12. Dezember 2011 | Themenbereich: Security | Drucken

Private Sicherheitsdienste gehen seit Jahren auch in ostfriesischen Städten auf Streife. Sie werden von den Ordnungsämtern beauftragt, nach dem Rechten zu sehen, damit die Menschen sich sicherer fühlen. So sollen etwa Schlägereien, Einbrüche, Farbschmierereien und Fahrraddiebstähle verhindert werden. Die Polizei hat damit kein Problem – im Gegenteil: Man arbeitet zusammen. Neuerdings auch offiziell.

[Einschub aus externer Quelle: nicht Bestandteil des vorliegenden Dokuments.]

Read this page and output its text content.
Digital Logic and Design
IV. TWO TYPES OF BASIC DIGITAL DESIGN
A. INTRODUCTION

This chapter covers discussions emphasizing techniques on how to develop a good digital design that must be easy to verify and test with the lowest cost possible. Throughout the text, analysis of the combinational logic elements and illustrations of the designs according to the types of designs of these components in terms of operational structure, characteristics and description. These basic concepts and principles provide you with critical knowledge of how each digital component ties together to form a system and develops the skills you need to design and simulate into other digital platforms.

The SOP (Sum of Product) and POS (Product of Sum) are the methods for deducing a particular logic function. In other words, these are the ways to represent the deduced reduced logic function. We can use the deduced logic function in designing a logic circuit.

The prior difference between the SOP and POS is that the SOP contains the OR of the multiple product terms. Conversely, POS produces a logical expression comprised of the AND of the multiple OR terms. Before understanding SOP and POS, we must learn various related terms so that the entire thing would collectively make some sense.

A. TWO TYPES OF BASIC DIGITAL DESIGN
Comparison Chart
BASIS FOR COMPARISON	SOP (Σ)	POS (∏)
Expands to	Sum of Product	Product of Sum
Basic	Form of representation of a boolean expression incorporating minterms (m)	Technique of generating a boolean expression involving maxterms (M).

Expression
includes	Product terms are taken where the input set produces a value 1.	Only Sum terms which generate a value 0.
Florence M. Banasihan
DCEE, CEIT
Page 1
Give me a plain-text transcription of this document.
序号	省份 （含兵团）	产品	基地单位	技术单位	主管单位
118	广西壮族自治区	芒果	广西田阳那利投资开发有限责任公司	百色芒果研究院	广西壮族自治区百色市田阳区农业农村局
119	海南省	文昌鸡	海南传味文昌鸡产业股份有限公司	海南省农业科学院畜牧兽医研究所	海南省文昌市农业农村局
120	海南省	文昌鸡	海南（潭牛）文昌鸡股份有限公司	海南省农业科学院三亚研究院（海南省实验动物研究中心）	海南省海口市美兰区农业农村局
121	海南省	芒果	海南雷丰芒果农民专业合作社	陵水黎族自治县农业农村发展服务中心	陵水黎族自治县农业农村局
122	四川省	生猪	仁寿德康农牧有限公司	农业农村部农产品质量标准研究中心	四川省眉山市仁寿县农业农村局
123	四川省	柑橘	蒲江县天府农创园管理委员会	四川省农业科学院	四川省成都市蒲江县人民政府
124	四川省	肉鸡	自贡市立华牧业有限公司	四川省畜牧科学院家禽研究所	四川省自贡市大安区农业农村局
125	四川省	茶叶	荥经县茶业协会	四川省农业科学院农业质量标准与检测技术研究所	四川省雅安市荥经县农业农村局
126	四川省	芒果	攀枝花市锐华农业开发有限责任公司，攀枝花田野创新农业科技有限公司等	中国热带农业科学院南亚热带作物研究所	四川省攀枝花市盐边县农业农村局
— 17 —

Die Polizeidirektion Osnabrück, zu deren Gebiet Ostfriesland zählt, und das in Emden ansässige Sicherheitsunternehmen BOS haben Ende November in Leer eine Kooperationsvereinbarung unterzeichnet. Die Möglichkeit, solche Verträge zwischen Polizei und Privatfirmen zu schließen, besteht in Niedersachsen seit 2010. Johannes Lind, Leiter der Polizeiinspektion Leer/Emden, spricht von einer „hervorragenden Zusammenarbeit“ – und betont zugleich, dass die privaten Wachleute kein Ersatz für die Polizei seien: „Sie haben keinerlei polizeiliche Befugnisse – unterstrichen und fett.“ Sie tragen keine Waffen (höchstens Pfefferspray zur Selbstverteidigung), dürfen niemanden durchsuchen. Aber sie haben – wie jedermann – zum Beispiel das Recht, einen auf frischer Tat ertappten Dieb festzunehmen oder Nothilfe zu leisten.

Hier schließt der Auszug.